Kılıçlar çekildi

Aykan SEVER yazdı —

  • Çin’in mevcut postmodern karakterli yeniden paylaşım savaşını derinleştirmekten geri durmayacağı, asimetrik karşılıklar verebileceği şimdiden ünlü mağazalara olan boykotlara bakıldığında görülebilir.
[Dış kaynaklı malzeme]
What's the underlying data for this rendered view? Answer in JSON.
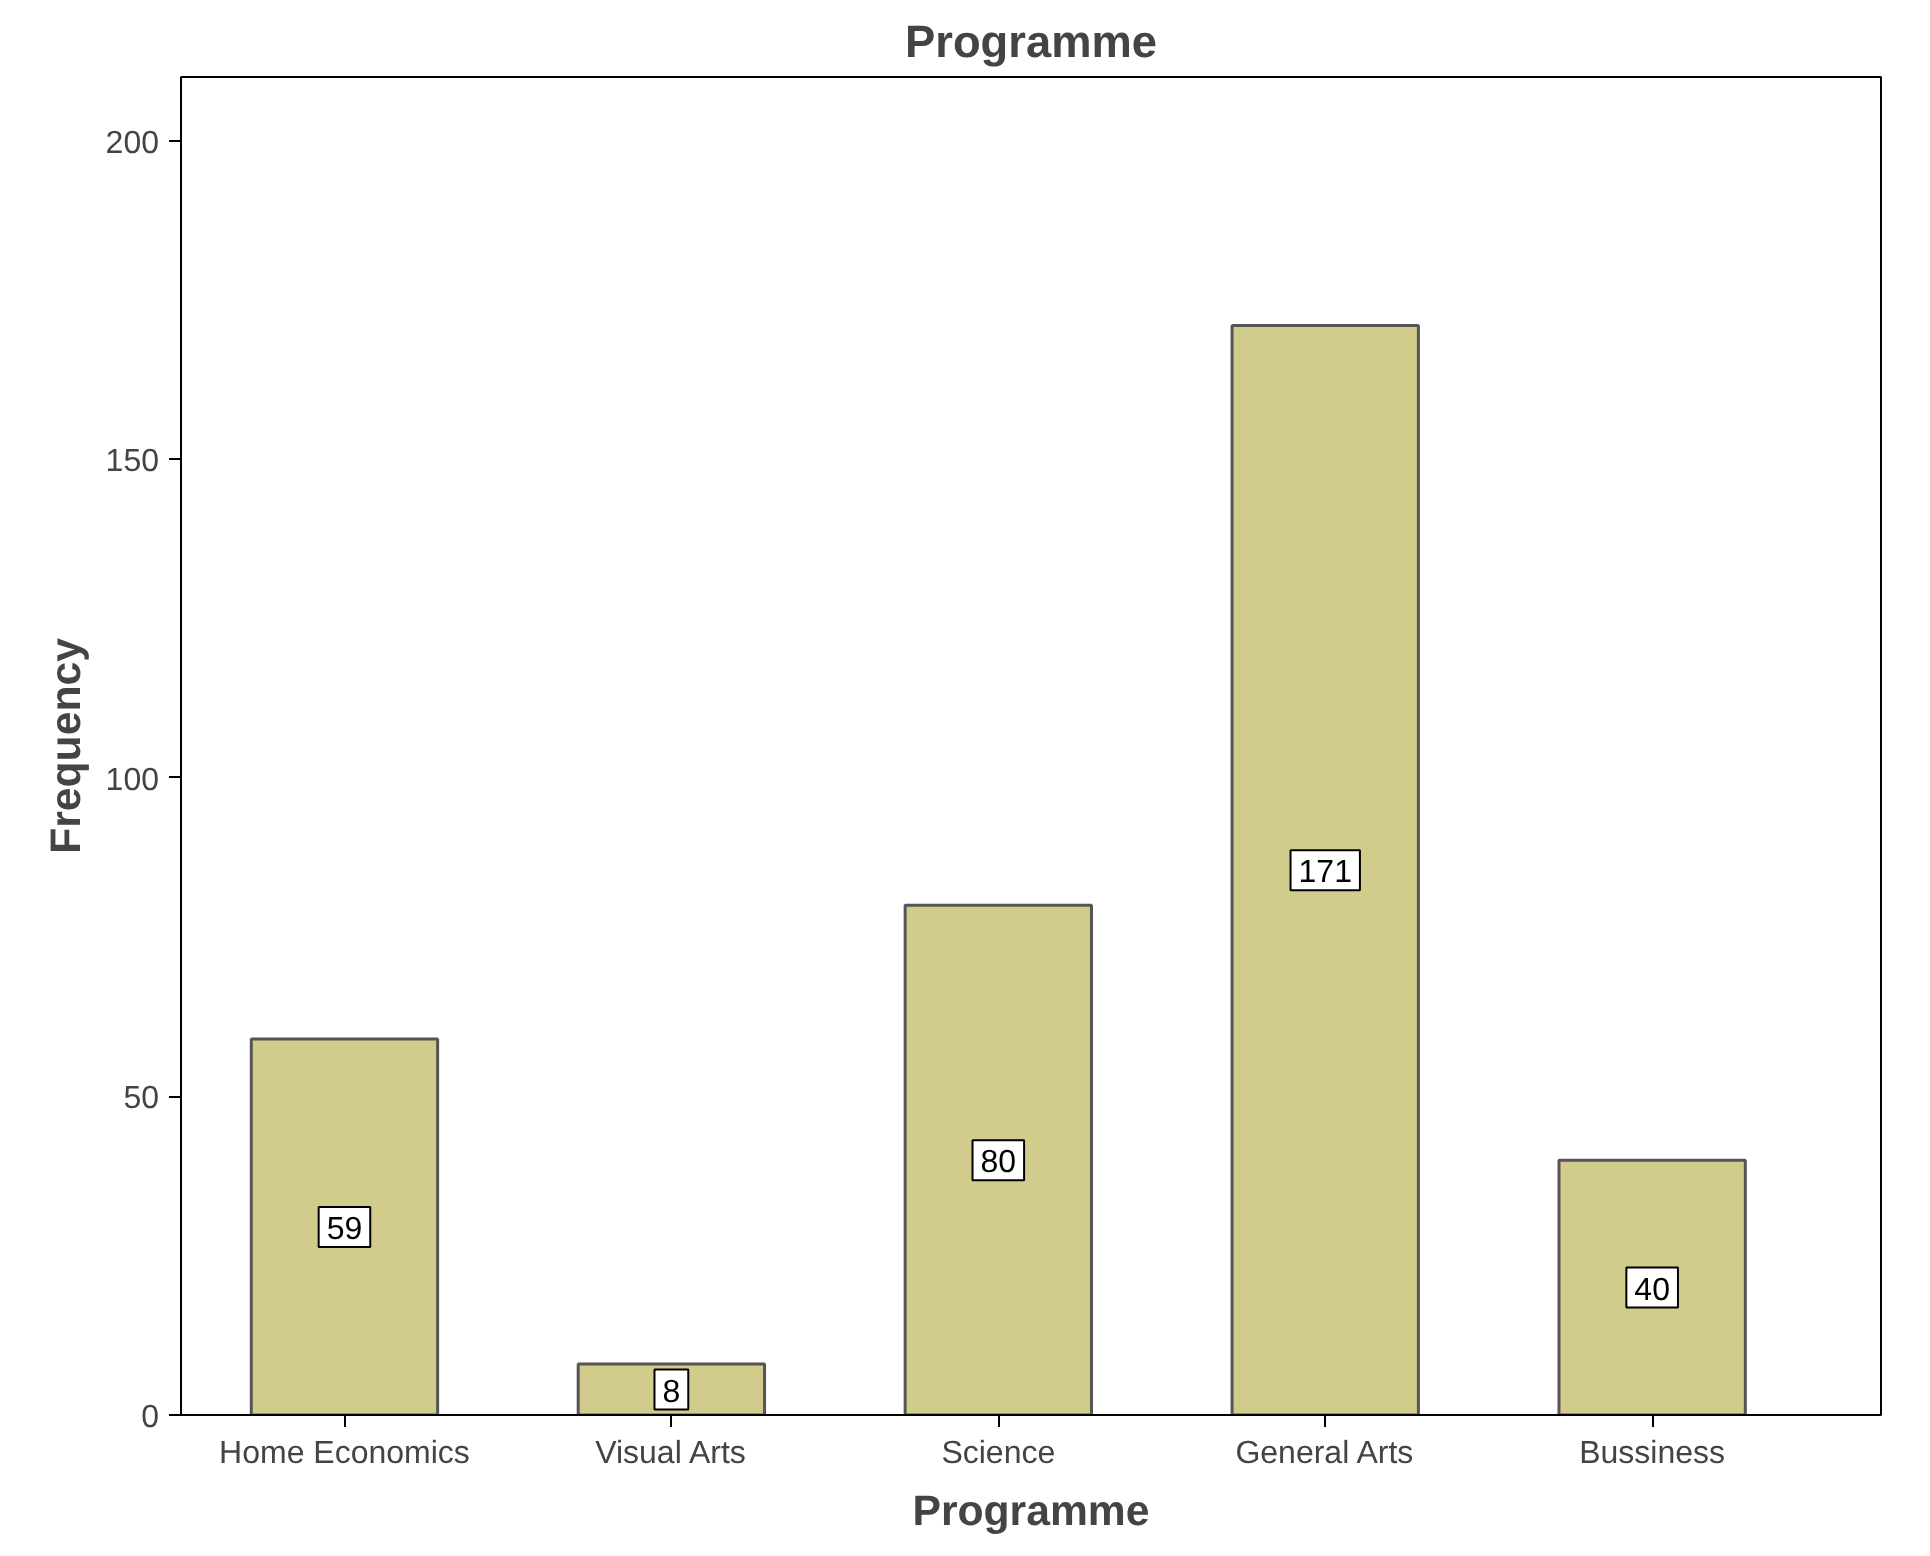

Batılı sermayedarların da politika/para kaybı ikilemine iş gelip dayandığında neyi tercih edeceklerini tahmin etmek zor değil. 

 

ABD Dışişleri Bakanı Blinken’ın Asya-Avrupa ziyaretleri NATO, AB zirvesi derken Washington yönetimi “sahalara dönüş” stratejisinin bir gereği olan müttefiklerle ilişkileri onarma, Çin ve Rusya’ya karşı konumlandırma işini görüntüde de olsa önemli ölçüde becerdi. Bu doğrultuda Rusya ile ilgili Kuzey Akımı-2, Kırım, Donbas, Suriye gibi başlıklar ısıtılırken Çin’le ilgili ilk elden Uygur meselesi etrafında şimdiye kadar şekillenmiş duyarlılık, yaptırım vb. politikaların gündeme gelmesi için yeterliydi.

Çin de boş durmadı. Ortadoğu ülkelerini turu sırasında mesela Dışişleri Bakanı Wang Yi Türkiye ziyaretinde aşı karşılığı TC’nin Uygur meselesinde suskunluğunu en azından bir süre için garantiye aldı. Başçavuş kılıklı dışişleri bakanının Yi’ye “Ne ülkemizde ne de bölgemizde Çin’e kimse yan bakamaz…” minvalinde verdiği tekmille de bize bunu gösterdi. “Yeter ki biraz Çin’den destek gelsin” karşılığı başka neleri sattılar bilemeyiz fakat Yi sanki bu gösteriye pek inanmamıştı. Çünkü sonraki durağı Tahran’da İran yönetimiyle stratejik anlamı uzun vadede daha fazla görünür olacak bir anlaşmaya imza koyarken "İran diğer ülkelerle ilişkilerine bağımsız olarak karar veriyor. Konumunu tek bir telefonla değiştiren ülkeler gibi değil” diyerek sanki Ankara’da geride bıraktığı zevatı anıyordu.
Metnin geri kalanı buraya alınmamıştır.